Una noche de la semana siguiente, a Francesc le despertaron bruscamente unos golpes en la puerta. Estaba en su consulta, donde tenía por costumbre leer hasta muy tarde; tenía una cama en una estancia anexa, pero la mayor parte de las veces se dormía de bruces en la mesa. A primera vista, reconoció la mirada extraña y ansiosa de los comerciantes con los que trataba Macià y pensó que se habría equivocado de puerta, ya que la tienda de Maciá quedaba justo enfrente de su consulta. Pero pronto se percató de que aquel hombre no estaba nada bien. Tenía los ojos fuera de las órbitas y temblaba de la cabeza a los pies, agitado y convulso; parecía que hubiera visto al mismísimo diablo.
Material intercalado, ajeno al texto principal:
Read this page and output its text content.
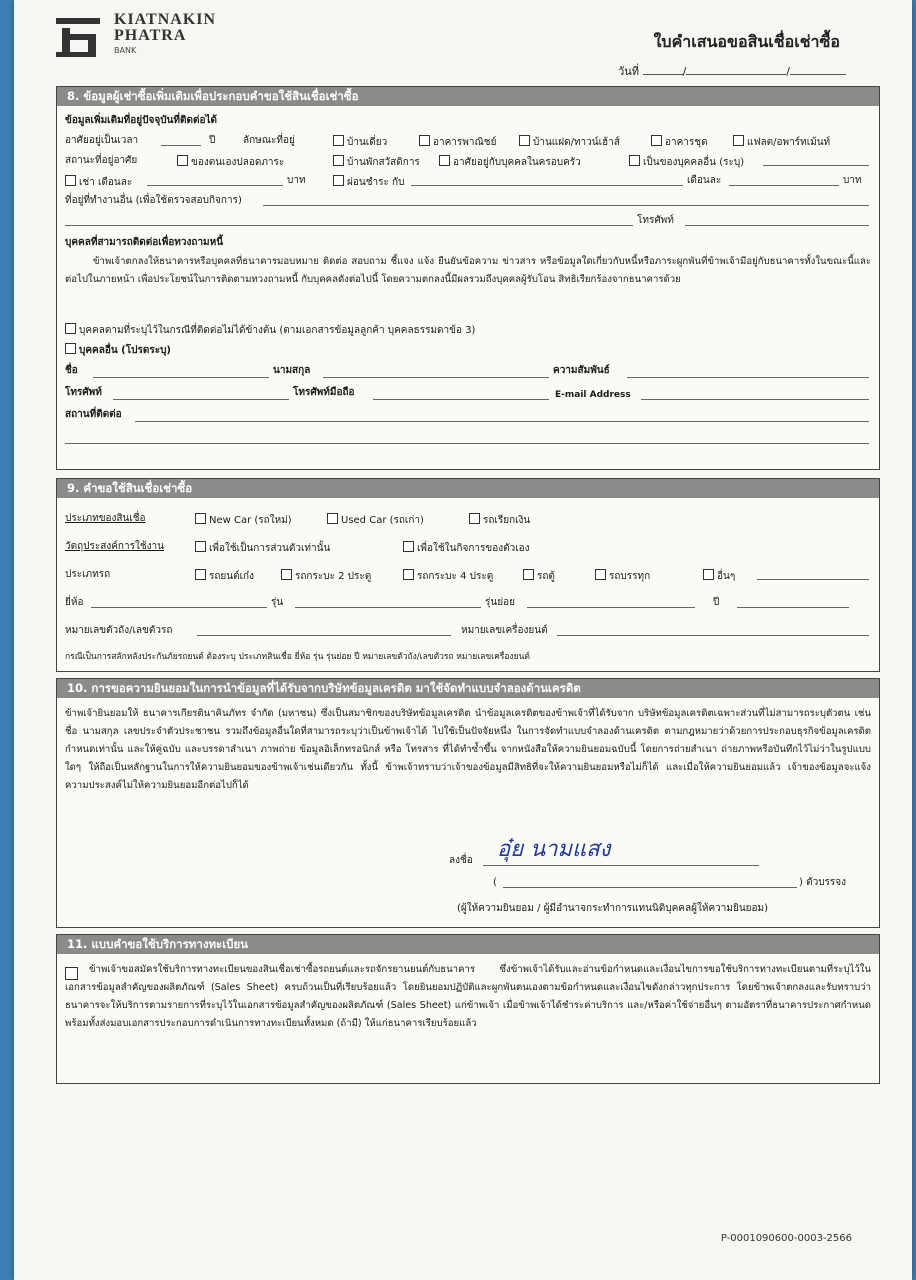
KIATNAKIN
PHATRA
BANK	ใบคำเสนอขอสินเชื่อเช่าซื้อ
วันที่	/	/
8. ข้อมูลผู้เช่าซื้อเพิ่มเติมเพื่อประกอบคำขอใช้สินเชื่อเช่าซื้อ
ข้อมูลเพิ่มเติมที่อยู่ปัจจุบันที่ติดต่อได้
อาศัยอยู่เป็นเวลา	ปี	ลักษณะที่อยู่	บ้านเดี่ยว	อาคารพาณิชย์	บ้านแฝด/ทาวน์เฮ้าส์	อาคารชุด	แฟลต/อพาร์ทเม้นท์
สถานะที่อยู่อาศัย	ของตนเองปลอดภาระ	บ้านพักสวัสดิการ	อาศัยอยู่กับบุคคลในครอบครัว	เป็นของบุคคลอื่น (ระบุ)
เช่า เดือนละ	บาท	ผ่อนชำระ กับ	เดือนละ	บาท
ที่อยู่ที่ทำงานอื่น (เพื่อใช้ตรวจสอบกิจการ)
โทรศัพท์
บุคคลที่สามารถติดต่อเพื่อทวงถามหนี้
ข้าพเจ้าตกลงให้ธนาคารหรือบุคคลที่ธนาคารมอบหมาย ติดต่อ สอบถาม ชี้แจง แจ้ง ยืนยันข้อความ ข่าวสาร หรือข้อมูลใดเกี่ยวกับหนี้หรือภาระผูกพันที่ข้าพเจ้ามีอยู่กับธนาคารทั้งในขณะนี้และต่อไปในภายหน้า เพื่อประโยชน์ในการติดตามทวงถามหนี้ กับบุคคลดังต่อไปนี้ โดยความตกลงนี้มีผลรวมถึงบุคคลผู้รับโอน สิทธิเรียกร้องจากธนาคารด้วย
บุคคลตามที่ระบุไว้ในกรณีที่ติดต่อไม่ได้ข้างต้น (ตามเอกสารข้อมูลลูกค้า บุคคลธรรมดาข้อ 3)
บุคคลอื่น (โปรดระบุ)
ชื่อ	นามสกุล	ความสัมพันธ์
โทรศัพท์	โทรศัพท์มือถือ	E-mail Address
สถานที่ติดต่อ
9. คำขอใช้สินเชื่อเช่าซื้อ
ประเภทของสินเชื่อ	New Car (รถใหม่)	Used Car (รถเก่า)	รถเรียกเงิน
วัตถุประสงค์การใช้งาน	เพื่อใช้เป็นการส่วนตัวเท่านั้น	เพื่อใช้ในกิจการของตัวเอง
ประเภทรถ	รถยนต์เก๋ง	รถกระบะ 2 ประตู	รถกระบะ 4 ประตู	รถตู้	รถบรรทุก	อื่นๆ
ยี่ห้อ	รุ่น	รุ่นย่อย	ปี
หมายเลขตัวถัง/เลขตัวรถ	หมายเลขเครื่องยนต์
กรณีเป็นการสลักหลังประกันภัยรถยนต์ ต้องระบุ ประเภทสินเชื่อ ยี่ห้อ รุ่น รุ่นย่อย ปี หมายเลขตัวถัง/เลขตัวรถ หมายเลขเครื่องยนต์
10. การขอความยินยอมในการนำข้อมูลที่ได้รับจากบริษัทข้อมูลเครดิต มาใช้จัดทำแบบจำลองด้านเครดิต
ข้าพเจ้ายินยอมให้ ธนาคารเกียรตินาคินภัทร จำกัด (มหาชน) ซึ่งเป็นสมาชิกของบริษัทข้อมูลเครดิต นำข้อมูลเครดิตของข้าพเจ้าที่ได้รับจาก บริษัทข้อมูลเครดิตเฉพาะส่วนที่ไม่สามารถระบุตัวตน เช่น ชื่อ นามสกุล เลขประจำตัวประชาชน รวมถึงข้อมูลอื่นใดที่สามารถระบุว่าเป็นข้าพเจ้าได้ ไปใช้เป็นปัจจัยหนึ่ง ในการจัดทำแบบจำลองด้านเครดิต ตามกฎหมายว่าด้วยการประกอบธุรกิจข้อมูลเครดิตกำหนดเท่านั้น และให้คู่ฉบับ และบรรดาสำเนา ภาพถ่าย ข้อมูลอิเล็กทรอนิกส์ หรือ โทรสาร ที่ได้ทำซ้ำขึ้น จากหนังสือให้ความยินยอมฉบับนี้ โดยการถ่ายสำเนา ถ่ายภาพหรือบันทึกไว้ไม่ว่าในรูปแบบใดๆ ให้ถือเป็นหลักฐานในการให้ความยินยอมของข้าพเจ้าเช่นเดียวกัน ทั้งนี้ ข้าพเจ้าทราบว่าเจ้าของข้อมูลมีสิทธิที่จะให้ความยินยอมหรือไม่ก็ได้ และเมื่อให้ความยินยอมแล้ว เจ้าของข้อมูลจะแจ้งความประสงค์ไม่ให้ความยินยอมอีกต่อไปก็ได้
ลงชื่อ อุ๋ย นามแสง
(	) ตัวบรรจง
(ผู้ให้ความยินยอม / ผู้มีอำนาจกระทำการแทนนิติบุคคลผู้ให้ความยินยอม)
11. แบบคำขอใช้บริการทางทะเบียน
ข้าพเจ้าขอสมัครใช้บริการทางทะเบียนของสินเชื่อเช่าซื้อรถยนต์และรถจักรยานยนต์กับธนาคาร ซึ่งข้าพเจ้าได้รับและอ่านข้อกำหนดและเงื่อนไขการขอใช้บริการทางทะเบียนตามที่ระบุไว้ในเอกสารข้อมูลสำคัญของผลิตภัณฑ์ (Sales Sheet) ครบถ้วนเป็นที่เรียบร้อยแล้ว โดยยินยอมปฏิบัติและผูกพันตนเองตามข้อกำหนดและเงื่อนไขดังกล่าวทุกประการ โดยข้าพเจ้าตกลงและรับทราบว่า ธนาคารจะให้บริการตามรายการที่ระบุไว้ในเอกสารข้อมูลสำคัญของผลิตภัณฑ์ (Sales Sheet) แก่ข้าพเจ้า เมื่อข้าพเจ้าได้ชำระค่าบริการ และ/หรือค่าใช้จ่ายอื่นๆ ตามอัตราที่ธนาคารประกาศกำหนด พร้อมทั้งส่งมอบเอกสารประกอบการดำเนินการทางทะเบียนทั้งหมด (ถ้ามี) ให้แก่ธนาคารเรียบร้อยแล้ว
P-0001090600-0003-2566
Agarró con fuerza a Francesc por los antebrazos y se lo quedó mirando con la cara desencajada.

A Francesc le parecieron horas, pero ese momento sólo duró un segundo. El hombre volvió la cara hacia la puerta de la tienda de Maciá, que estaba entreabierta, soltó a Francesc, cayó redondo al suelo y murió en el acto.

La tienda estaba vacía. Sobre la mesa había dos vasos de té, uno lleno y otro a medio beber. Junto a este último estaba el paquete que, presumiblemente, venía de entregar el desafortunado viajero. Una carta explicaba que el señor Macià había salido de viaje, a la Toscana, y que pasaría allí un par de meses, recopilando nuevas plantas y haciendo provechosos contactos comerciales. Cerraba la carta de forma enigmática: «Sé que Francesc, que está perfectamente capacitado, no tendrá inconveniente en hacerse cargo de lo que la tienda necesite, y a él le encomiendo con gusto esa tarea. Al fin y al cabo, me debe un enorme favor».

Francesc volvió a mirar el paquete. Entre ramas y polvo de algo parecido al incienso, había una diminuta y suntuosa peineta, rematada por un grabado en el que lucían orgullosos los dos pavos reales de su blasón.